Often in prophetic writings, as in this weekend’s reading, the prophets wrote in a way in which God spoke in the first person. The prophets presented themselves merely as earthly instruments through whom God spoke, but the actual communicator was God.
Malachi did not write at a time of crisis for God’s people, as was the case for other prophets, or when life was filled with peril and destitution. Malachi, nevertheless, shared with all the prophets the opinion that when the people were sluggish in their religious observance, or when they altogether had rejected God, they risked their own well-being.
Lack of fervor, in the estimates of the prophets, was the height of ingratitude. By contrast, God always was merciful, always faithful to the Covenant.
This weekend’s reading, again with God’s words given in the first person, accuses the people of sin. God is the perfect and all-knowing judge. He is merciful, but God does not prevent people from sinning. It is their choice. He also does not interrupt the consequences of sinning.
St. Paul’s First Epistle to the Thessalonians supplies the second reading. In this reading, Paul reassures the Christians of Thessalonica, to whom the letter is addressed, that he cares deeply for them and especially for their spiritual vitality.
Essential to these feelings of care and love has been Paul’s proclamation of the Gospel. He could do nothing greater for the Thessalonians than to share with them the saving story of Jesus.
For its third reading, the church presents St. Matthew’s Gospel. This passage is the last in a series of stories in which Jesus discusses, or argues, with the Pharisees or with others. As often happens elsewhere in the Gospels, Jesus denounces the Pharisees’ hypocrisy.
The Pharisees were learned in Jewish law and tradition, usually occupying central places in synagogues, regarded as persons very knowledgeable in religious matters, hence the Lord’s reference to the “chair of Moses.” Still, they were humans, subject to temptation. They were not perfect, and they knew it if they were intellectually honest.

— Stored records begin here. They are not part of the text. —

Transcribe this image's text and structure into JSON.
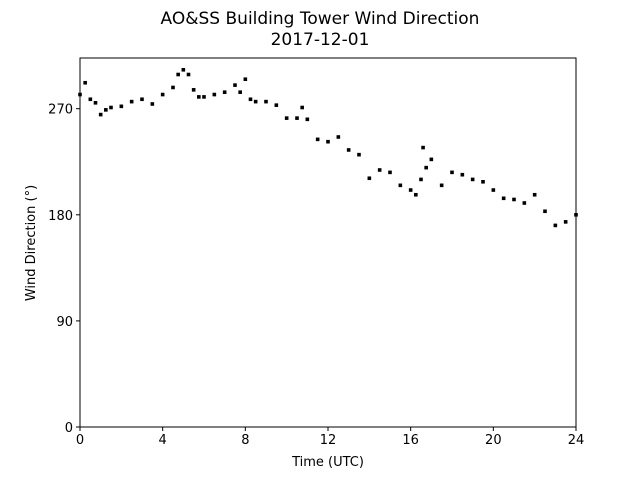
{
  "chart_data": {
    "type": "scatter",
    "title": "AO&SS Building Tower Wind Direction",
    "subtitle": "2017-12-01",
    "x_label": "Time (UTC)",
    "y_label": "Wind Direction (°)",
    "color": "#000000",
    "x": [
      0,
      0.25,
      0.5,
      0.75,
      1.0,
      1.25,
      1.5,
      2.0,
      2.5,
      3.0,
      3.5,
      4.0,
      4.5,
      4.75,
      5.0,
      5.25,
      5.5,
      5.75,
      6.0,
      6.5,
      7.0,
      7.5,
      7.75,
      8.0,
      8.25,
      8.5,
      9.0,
      9.5,
      10.0,
      10.5,
      10.75,
      11.0,
      11.5,
      12.0,
      12.5,
      13.0,
      13.5,
      14.0,
      14.5,
      15.0,
      15.5,
      16.0,
      16.25,
      16.5,
      16.6,
      16.75,
      17.0,
      17.5,
      18.0,
      18.5,
      19.0,
      19.5,
      20.0,
      20.5,
      21.0,
      21.5,
      22.0,
      22.5,
      23.0,
      23.5,
      24.0
    ],
    "values": [
      282,
      292,
      278,
      275,
      265,
      269,
      271,
      272,
      276,
      278,
      274,
      282,
      288,
      299,
      303,
      299,
      286,
      280,
      280,
      282,
      284,
      290,
      284,
      295,
      278,
      276,
      276,
      273,
      262,
      262,
      271,
      261,
      244,
      242,
      246,
      235,
      231,
      211,
      218,
      216,
      205,
      201,
      197,
      210,
      237,
      220,
      227,
      205,
      216,
      214,
      210,
      208,
      201,
      194,
      193,
      190,
      197,
      183,
      171,
      174,
      180
    ],
    "xlim": [
      0,
      24
    ],
    "xticks": [
      0,
      4,
      8,
      12,
      16,
      20,
      24
    ],
    "ylim": [
      0,
      313
    ],
    "yticks": [
      0,
      90,
      180,
      270
    ]
  }
}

Humans always are insecure and confused, burdened by their inadequacies. To compensate, to convince themselves or others of superiority, humans often seek places of privilege, or control over others.
Jesus tells the disciples to serve others. He calls them to be bold. He encourages them. With God’s grace, nothing needs to be feared.
For weeks, in these biblical readings from St. Matthew’s Gospel, Jesus has assumed the role of the final authority, of the ultimate judge. Jesus pronounces on the most supreme of all laws, the law of Moses.
For Matthew, Jesus judges as the Son of God, in a position to pronounce on anything and everything. Matthew depicts Jesus always presenting the wisest and most reasonable of judgments on matters that usually perplex others.
In this weekend’s Gospel, Jesus directly addresses the most basic of human inadequacies: the deep fear within us all that we, even unwittingly, will make mistakes and pay the price.
Be strong, the Lord admonishes. There is nothing to fear. Be sincere. Follow the Lord in confidence.
Supporting this view are the readings from First Thessalonians and from Malachi. God always is with us in mercy, love, guidance and protection. He sent to us the prophets, the Apostles, and of course Jesus.
Still, God does not overwhelm us. We voluntarily must turn to God. We must hear God. We must love God. Always crippling us will be our embedded fears and defenses, but in conquering self, we do not leave ourselves at risk. God strengthens us.